Il faut aller plus avant encore dans l’intelligence de ce lien entre Dieu et les pauvres. La loi chrétienne de l’amour fraternel allant jusqu’au pardon a sa démonstration la plus claire dans ce fait que ce sont les pauvres qui mènent les riches dans le salut eschatologique, et non l’inverse. Tel est le dépassement que la Croix révèle face aux demandes du Pater. Le pardon est objectif. Or, en Jésus, c’est le pauvre qui l’accomplit et ainsi réconcilie l’humanité. La Croix est le grand pardon du Pauvre ouvrant le Royaume à ceux qui, souvent sans pouvoir faire autrement et comprendre l’enjeu de leur action, se sont appliqués à le maintenir dans son état de pauvre, à le mettre hors jeu. Tel est le paradoxe évangélique. Il n’y a pas opposition irréductible entre le triomphe des pauvres, l’engagement à leurs côtés et la loi de la réconciliation universelle. Car, si on l’interprète dans la vision de l’option de Dieu pour les pauvres qui parcourt la Bible, la grande réconciliation messianique a son axe dans le fait que les pauvres auront fait advenir le règne dans lequel les riches eux-mêmes prendront place, s’ils sont « pauvres de cœur » (au sens de Matthieu). Suprême pardon, suprême œuvre de réconciliation.

Se tenir avec le Christ du côté des pauvres

Depuis la Résurrection du Christ, ce lien mystérieux entre salut et pauvres continue de constituer une des coordonnées majeures de la vie du Peuple de Dieu.
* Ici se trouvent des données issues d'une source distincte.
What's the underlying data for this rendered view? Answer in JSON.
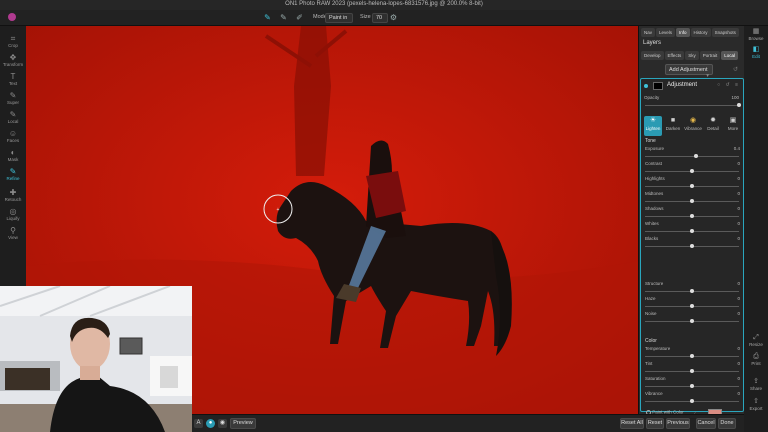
{
  "title": "ON1 Photo RAW 2023 (pexels-helena-lopes-6831576.jpg @ 200.0% 8-bit)",
  "options_bar": {
    "mode_label": "Mode",
    "mode_value": "Paint in",
    "size_label": "Size",
    "size_value": "70"
  },
  "left_tools": [
    {
      "label": "Crop",
      "icon": "crop-icon"
    },
    {
      "label": "Transform",
      "icon": "move-icon"
    },
    {
      "label": "Text",
      "icon": "text-icon"
    },
    {
      "label": "Super",
      "icon": "brush-icon"
    },
    {
      "label": "Local",
      "icon": "brush-icon"
    },
    {
      "label": "Faces",
      "icon": "face-icon"
    },
    {
      "label": "Mask",
      "icon": "mask-icon"
    },
    {
      "label": "Refine",
      "icon": "refine-brush-icon",
      "active": true
    },
    {
      "label": "Retouch",
      "icon": "retouch-icon"
    },
    {
      "label": "Liquify",
      "icon": "liquify-icon"
    },
    {
      "label": "View",
      "icon": "zoom-icon"
    }
  ],
  "right_panel": {
    "tabs_top": [
      "Nav",
      "Levels",
      "Info",
      "History",
      "Snapshots"
    ],
    "tabs_top_active": "Info",
    "layers_title": "Layers",
    "tabs_sub": [
      "Develop",
      "Effects",
      "Sky",
      "Portrait",
      "Local"
    ],
    "tabs_sub_active": "Local",
    "add_adjustment": "Add Adjustment",
    "adjustment_title": "Adjustment",
    "opacity_label": "Opacity",
    "opacity_value": "100",
    "presets": [
      {
        "label": "Lighten",
        "icon": "sun-icon",
        "active": true
      },
      {
        "label": "Darken",
        "icon": "moon-icon"
      },
      {
        "label": "Vibrance",
        "icon": "color-wheel-icon"
      },
      {
        "label": "Detail",
        "icon": "sparkle-icon"
      },
      {
        "label": "More",
        "icon": "chevron-down-icon"
      }
    ],
    "tone_label": "Tone",
    "tone_sliders": [
      {
        "label": "Exposure",
        "value": "0.4",
        "level": 0.54
      },
      {
        "label": "Contrast",
        "value": "0",
        "level": 0.5
      },
      {
        "label": "Highlights",
        "value": "0",
        "level": 0.5
      },
      {
        "label": "Midtones",
        "value": "0",
        "level": 0.5
      },
      {
        "label": "Shadows",
        "value": "0",
        "level": 0.5
      },
      {
        "label": "Whites",
        "value": "0",
        "level": 0.5
      },
      {
        "label": "Blacks",
        "value": "0",
        "level": 0.5
      }
    ],
    "detail_sliders": [
      {
        "label": "Structure",
        "value": "0",
        "level": 0.5
      },
      {
        "label": "Haze",
        "value": "0",
        "level": 0.5
      },
      {
        "label": "Noise",
        "value": "0",
        "level": 0.5
      }
    ],
    "color_label": "Color",
    "color_sliders": [
      {
        "label": "Temperature",
        "value": "0",
        "level": 0.5
      },
      {
        "label": "Tint",
        "value": "0",
        "level": 0.5
      },
      {
        "label": "Saturation",
        "value": "0",
        "level": 0.5
      },
      {
        "label": "Vibrance",
        "value": "0",
        "level": 0.5
      }
    ],
    "paint_with_color": "Paint with Color"
  },
  "far_right": [
    {
      "label": "Browse",
      "icon": "grid-icon"
    },
    {
      "label": "Edit",
      "icon": "edit-icon",
      "active": true
    },
    {
      "label": "Resize",
      "icon": "resize-icon"
    },
    {
      "label": "Print",
      "icon": "print-icon"
    },
    {
      "label": "Share",
      "icon": "share-icon"
    },
    {
      "label": "Export",
      "icon": "export-icon"
    }
  ],
  "bottom_bar": {
    "preview": "Preview",
    "reset_all": "Reset All",
    "reset": "Reset",
    "previous": "Previous",
    "cancel": "Cancel",
    "done": "Done"
  },
  "colors": {
    "accent": "#3fc1d8",
    "mask_overlay": "#c21708",
    "paint_swatch": "#d98c82"
  }
}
On comprend que, depuis ses origines, le projet de « suite du Christ » ait cherché à réaliser cette osmose entre pauvreté et Royaume. Tel est, on le sait, l’intention profonde de ce que, par la suite, on nommera les vœux. Ainsi se nouent dans l’existence quotidienne du religieux sanctification et apostolat. A la « suite du Christ » non seulement on opte pour les pauvres, en épousant leur soif de justice et leur volonté de faire triompher le droit, mais on essaie de passer en quelque sorte en leur mystère. Car, pour la foi, ils ne sont pas simplement des hommes ou des femmes ayant à recevoir de la part des autres ; ils sont aussi ceux et celles dont les autres ont à recevoir. En christianisme, la communion aux pauvres ne s’explique pas uniquement par le désir d’une action efficace (bien qu’elle implique la volonté que leur sort change grâce au respect de leurs droits), elle est surtout conduite par un attrait contemplatif dont rend compte la présence des traits du Christ Jésus dans les traits des pauvres. Il a pris leur visage, il leur a donné le sien. Nous voilà loin d’une option purement économico-sociale. Or pauvreté, chasteté, obéissance religieuses s’enracinent là : il s’agit d’entrer dans le mystère du salut par le Pauvre Jésus en ouvrant sa propre vie à la puissance des Béatitudes. On se tient, avec le Christ, « du côté des pauvres » en entrant dans leur espérance et les sursauts de dynamisme collectif qu’elle suscite, mais la visée ne s’arrête pas là : avec le pauvre de Gethsémani et de la Croix on veut par là même entrer dans le grand mystère du salut de tous, riches y compris, et du pardon objectif que le pauvre (qui prend les devants) offre au riche.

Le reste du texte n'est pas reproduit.